Fantasmas

Os ecos de Tony Manero, o filme de Pablo Larraín sobre um imitador de John Travolta, notam-se logo nos primeiros momentos, quando O Último Elvis nos leva à presença de um imitador de Elvis Presley. O filme de Larraín é chileno e profundamente implicado na história do seu país; o filme de Armando Bo vem da vizinhança argentina e é mais esparso, mais isento de contexto sociopolítico, embora o ambiente urbano geralmente decrépito em que as personagens se movem indicie uma vontade de comentar qualquer coisa sobre a Argentina contemporânea. Mas o essencial é o retrato psicológico desta personagem baça que é o protagonista, operário de dia e imitador à noite, e que parece tão perdido como o Elvis do período fat e Las Vegas, com que este émulo argentino, de resto, fisionomicamente se parece bastante pouco.

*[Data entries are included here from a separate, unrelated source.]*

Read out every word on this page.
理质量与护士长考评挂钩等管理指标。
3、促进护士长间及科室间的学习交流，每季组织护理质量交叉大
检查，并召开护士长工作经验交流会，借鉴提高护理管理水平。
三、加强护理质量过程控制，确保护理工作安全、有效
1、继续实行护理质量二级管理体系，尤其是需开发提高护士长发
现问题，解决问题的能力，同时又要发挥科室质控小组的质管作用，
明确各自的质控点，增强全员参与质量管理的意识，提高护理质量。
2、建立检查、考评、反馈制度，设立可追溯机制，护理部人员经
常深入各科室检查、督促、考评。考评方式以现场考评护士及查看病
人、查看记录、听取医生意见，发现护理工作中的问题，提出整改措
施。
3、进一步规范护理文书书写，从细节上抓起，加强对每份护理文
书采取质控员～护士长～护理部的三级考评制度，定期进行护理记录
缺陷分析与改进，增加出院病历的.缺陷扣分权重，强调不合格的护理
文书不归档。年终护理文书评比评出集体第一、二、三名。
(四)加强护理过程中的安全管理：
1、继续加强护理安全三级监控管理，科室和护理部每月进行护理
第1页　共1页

Armando Bo, que se estreia na realização (depois de ter sido um dos argumentistas do Biutiful de Iñarritu, cujo nome encontramos entre os produtores de O Último Elvis), conduz o filme na fronteira entre o lado indecifrável da personagem e das suas motivações, e aquilo que o revela, as suas acções. Sobretudo os seus números de impersonation, filmados de maneira assombrada e “fantasmática” mas cheios de dignidade: as canções saem decentes, o homem é um imitador competente, e o que se ganha no filme ganha-se muito por aí porque essa competência corta o lado caricatural e adensa o mistério da personagem. Assim como reforça a disjunção entre a “vida real” (o emprego, a família) e a espécie de universo paralelo em que o protagonista vive imerso. O Último Elvis sofre um pouco com o maneirismo do registo de Armando Bo, que parece sempre o resultado de uma pose calculada e calculista, e talvez não tenha mesmo muito a dizer; mas tem, sobre a sua personagem central (interpretada por John McInerny, um achado), um olhar suficientemente forte para valer o filme.